About Linus Pauling
Linus Carl Pauling
Feb 28, 1901 (Portland, OR) – Aug 19, 1994
Heralded as one of the most influential chemists in history, this native Northwest son is the inspiration for Pacific Northwest National Laboratory's Linus Pauling Distinguished Postdoctoral Fellowship. In addition to being the author of the influential book The Nature of the Chemical Bond, Pauling was well-known for the diversity of his interests including quantum mechanics, inorganic chemistry, protein structure, molecular biology, and medicine. Today, PNNL is advancing the frontiers of science in multidisciplinary fields.

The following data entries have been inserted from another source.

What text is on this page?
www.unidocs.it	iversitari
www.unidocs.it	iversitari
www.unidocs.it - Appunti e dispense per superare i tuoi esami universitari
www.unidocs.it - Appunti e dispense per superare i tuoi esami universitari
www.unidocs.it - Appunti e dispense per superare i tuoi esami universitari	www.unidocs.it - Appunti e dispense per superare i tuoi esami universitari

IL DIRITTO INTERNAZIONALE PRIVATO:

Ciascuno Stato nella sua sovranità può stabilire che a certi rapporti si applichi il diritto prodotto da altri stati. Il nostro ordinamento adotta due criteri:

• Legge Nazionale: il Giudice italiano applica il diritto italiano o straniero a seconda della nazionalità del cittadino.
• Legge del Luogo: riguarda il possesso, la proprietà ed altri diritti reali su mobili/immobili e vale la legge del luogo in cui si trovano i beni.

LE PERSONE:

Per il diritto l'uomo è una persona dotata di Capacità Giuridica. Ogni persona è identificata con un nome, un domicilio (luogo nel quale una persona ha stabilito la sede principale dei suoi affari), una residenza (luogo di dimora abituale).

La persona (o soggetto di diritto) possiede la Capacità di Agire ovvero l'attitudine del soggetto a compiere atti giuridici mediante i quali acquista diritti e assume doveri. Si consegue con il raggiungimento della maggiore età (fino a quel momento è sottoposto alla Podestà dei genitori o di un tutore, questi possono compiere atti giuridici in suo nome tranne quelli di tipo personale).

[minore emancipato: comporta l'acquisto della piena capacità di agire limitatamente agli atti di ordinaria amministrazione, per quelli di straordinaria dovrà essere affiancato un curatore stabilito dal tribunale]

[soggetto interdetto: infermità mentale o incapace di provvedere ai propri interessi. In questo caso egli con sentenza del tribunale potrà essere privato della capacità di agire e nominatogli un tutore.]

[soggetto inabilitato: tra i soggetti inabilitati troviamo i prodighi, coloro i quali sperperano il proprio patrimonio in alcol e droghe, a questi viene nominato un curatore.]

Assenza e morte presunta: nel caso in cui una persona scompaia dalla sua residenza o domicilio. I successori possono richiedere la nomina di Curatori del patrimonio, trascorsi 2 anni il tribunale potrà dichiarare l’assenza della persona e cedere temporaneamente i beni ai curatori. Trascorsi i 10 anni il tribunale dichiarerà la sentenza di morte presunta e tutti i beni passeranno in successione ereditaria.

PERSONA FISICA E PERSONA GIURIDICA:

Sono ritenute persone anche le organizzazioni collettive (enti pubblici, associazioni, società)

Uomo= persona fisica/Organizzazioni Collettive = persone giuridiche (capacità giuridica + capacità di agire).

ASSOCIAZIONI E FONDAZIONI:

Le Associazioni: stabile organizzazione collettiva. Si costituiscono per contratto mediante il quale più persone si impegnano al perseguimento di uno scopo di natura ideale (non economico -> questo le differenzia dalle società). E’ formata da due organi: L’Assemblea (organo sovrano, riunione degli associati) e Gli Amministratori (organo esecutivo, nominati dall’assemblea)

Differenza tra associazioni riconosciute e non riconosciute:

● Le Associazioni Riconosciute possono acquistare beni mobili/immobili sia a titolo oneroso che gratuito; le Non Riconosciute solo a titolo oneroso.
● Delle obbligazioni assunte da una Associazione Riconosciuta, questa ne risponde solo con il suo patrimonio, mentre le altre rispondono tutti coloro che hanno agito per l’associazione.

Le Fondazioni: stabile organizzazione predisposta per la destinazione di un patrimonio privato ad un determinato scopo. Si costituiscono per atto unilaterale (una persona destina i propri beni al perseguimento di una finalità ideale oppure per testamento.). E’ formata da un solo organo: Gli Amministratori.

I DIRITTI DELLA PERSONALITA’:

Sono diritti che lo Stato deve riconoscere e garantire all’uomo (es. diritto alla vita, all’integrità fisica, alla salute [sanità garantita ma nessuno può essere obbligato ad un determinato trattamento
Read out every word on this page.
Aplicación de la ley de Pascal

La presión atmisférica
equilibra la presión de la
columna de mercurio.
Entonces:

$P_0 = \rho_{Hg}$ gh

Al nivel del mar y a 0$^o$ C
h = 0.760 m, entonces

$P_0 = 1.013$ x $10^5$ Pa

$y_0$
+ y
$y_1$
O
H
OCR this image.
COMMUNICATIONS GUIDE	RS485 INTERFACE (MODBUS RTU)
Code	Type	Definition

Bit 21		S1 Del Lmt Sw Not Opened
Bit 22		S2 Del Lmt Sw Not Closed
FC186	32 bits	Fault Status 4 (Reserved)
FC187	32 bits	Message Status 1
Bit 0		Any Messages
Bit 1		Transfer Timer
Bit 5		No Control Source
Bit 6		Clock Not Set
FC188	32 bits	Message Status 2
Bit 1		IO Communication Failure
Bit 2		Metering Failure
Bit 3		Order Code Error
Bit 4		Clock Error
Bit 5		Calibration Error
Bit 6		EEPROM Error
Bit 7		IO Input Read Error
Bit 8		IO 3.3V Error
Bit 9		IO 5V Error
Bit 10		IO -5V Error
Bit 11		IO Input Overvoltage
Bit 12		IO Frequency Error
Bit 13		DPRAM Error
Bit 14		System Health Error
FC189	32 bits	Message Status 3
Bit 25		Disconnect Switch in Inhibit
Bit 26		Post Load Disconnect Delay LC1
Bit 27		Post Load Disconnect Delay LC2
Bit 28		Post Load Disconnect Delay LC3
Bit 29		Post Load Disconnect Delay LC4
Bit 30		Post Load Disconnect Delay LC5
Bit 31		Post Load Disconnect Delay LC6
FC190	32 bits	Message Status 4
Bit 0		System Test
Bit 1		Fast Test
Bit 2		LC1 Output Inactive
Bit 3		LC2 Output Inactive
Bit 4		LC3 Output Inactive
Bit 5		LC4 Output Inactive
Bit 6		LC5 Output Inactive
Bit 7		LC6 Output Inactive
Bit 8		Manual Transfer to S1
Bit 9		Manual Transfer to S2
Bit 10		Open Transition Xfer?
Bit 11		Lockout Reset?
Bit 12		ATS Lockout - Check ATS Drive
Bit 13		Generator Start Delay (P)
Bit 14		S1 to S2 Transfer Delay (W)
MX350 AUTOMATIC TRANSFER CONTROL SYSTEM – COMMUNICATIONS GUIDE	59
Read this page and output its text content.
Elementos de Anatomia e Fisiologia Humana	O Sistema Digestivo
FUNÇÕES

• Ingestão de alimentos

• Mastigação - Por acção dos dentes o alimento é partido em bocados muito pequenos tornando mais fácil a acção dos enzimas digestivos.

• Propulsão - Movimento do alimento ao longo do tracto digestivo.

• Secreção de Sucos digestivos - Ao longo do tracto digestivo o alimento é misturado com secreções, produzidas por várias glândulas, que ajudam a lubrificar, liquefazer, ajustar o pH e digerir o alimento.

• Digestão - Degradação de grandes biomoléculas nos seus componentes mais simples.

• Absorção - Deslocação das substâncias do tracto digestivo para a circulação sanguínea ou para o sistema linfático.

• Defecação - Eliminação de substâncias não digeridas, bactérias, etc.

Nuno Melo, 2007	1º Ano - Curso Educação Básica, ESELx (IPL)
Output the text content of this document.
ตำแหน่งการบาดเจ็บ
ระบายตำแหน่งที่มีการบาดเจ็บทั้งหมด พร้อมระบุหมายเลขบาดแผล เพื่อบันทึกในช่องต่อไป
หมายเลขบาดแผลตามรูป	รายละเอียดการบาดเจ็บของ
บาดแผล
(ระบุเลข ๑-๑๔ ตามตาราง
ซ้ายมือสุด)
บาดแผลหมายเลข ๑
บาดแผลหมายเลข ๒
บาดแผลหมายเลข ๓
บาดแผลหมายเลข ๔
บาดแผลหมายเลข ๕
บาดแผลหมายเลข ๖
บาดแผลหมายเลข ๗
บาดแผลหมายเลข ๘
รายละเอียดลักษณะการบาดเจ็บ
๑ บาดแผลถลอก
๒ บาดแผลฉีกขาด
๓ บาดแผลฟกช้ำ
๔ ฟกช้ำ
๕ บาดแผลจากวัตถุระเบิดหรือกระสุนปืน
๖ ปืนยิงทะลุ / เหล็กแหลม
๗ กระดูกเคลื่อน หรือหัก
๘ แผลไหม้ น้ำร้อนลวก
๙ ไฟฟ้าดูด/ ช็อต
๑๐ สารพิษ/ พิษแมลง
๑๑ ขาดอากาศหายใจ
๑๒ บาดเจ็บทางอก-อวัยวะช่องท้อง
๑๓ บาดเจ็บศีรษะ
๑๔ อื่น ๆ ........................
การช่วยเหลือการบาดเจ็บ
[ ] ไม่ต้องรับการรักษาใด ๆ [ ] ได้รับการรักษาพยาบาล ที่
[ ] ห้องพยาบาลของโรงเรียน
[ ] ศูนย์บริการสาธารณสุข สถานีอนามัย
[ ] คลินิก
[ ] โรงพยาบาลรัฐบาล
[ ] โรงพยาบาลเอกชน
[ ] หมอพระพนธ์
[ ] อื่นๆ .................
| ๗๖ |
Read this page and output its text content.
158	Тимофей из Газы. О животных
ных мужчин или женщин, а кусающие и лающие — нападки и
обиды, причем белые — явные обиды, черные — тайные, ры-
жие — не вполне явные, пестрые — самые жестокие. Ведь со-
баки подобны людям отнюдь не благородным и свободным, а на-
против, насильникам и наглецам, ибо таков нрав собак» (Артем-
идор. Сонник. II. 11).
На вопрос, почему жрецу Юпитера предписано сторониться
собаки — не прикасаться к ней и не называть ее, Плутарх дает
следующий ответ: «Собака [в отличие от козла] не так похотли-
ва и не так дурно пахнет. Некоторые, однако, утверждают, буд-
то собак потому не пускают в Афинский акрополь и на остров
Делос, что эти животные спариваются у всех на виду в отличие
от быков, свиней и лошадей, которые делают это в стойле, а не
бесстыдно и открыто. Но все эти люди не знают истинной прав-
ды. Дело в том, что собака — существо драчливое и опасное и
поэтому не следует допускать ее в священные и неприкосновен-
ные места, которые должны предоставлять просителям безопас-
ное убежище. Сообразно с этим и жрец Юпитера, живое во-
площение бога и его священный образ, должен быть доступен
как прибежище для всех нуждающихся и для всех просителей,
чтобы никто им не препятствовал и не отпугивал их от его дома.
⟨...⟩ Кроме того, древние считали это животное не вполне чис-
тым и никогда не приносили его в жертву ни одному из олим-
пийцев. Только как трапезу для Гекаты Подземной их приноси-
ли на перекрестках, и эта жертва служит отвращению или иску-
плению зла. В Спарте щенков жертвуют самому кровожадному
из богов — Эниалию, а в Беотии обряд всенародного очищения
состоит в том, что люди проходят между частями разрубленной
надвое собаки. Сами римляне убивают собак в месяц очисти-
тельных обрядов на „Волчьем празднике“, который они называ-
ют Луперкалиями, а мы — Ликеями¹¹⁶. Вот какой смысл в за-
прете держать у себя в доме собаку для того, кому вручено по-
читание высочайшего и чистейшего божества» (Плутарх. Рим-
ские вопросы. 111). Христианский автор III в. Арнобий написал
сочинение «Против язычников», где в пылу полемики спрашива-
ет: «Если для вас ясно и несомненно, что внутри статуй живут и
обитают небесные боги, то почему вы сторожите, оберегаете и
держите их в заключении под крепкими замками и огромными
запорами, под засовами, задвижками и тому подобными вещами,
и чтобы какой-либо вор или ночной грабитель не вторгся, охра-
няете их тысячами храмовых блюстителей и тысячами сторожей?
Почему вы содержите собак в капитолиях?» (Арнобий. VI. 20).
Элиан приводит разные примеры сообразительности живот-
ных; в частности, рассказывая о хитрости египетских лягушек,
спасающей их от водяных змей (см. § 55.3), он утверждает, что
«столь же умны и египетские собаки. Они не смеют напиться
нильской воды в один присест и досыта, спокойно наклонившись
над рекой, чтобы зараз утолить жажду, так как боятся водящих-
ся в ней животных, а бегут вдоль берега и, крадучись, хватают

Lauded as one of the greatest thinkers and visionaries of the millennium, Pauling is one of only four individuals honored with multiple Nobel Prizes. He is one of only two people to have been awarded the Nobel Prize in two different fields—the Chemistry and Peace prizes—and he is the only person to have been awarded each without sharing it with another recipient—an incredible feat.
Pauling was one of the first scientists in the field of quantum chemistry and a pioneer in the application of quantum theory to the structure of molecules. He was also first to prove that a human disease, sickle cell anemia, was caused by an abnormal protein. Sickle cell anemia became the first disease understood at the molecular level.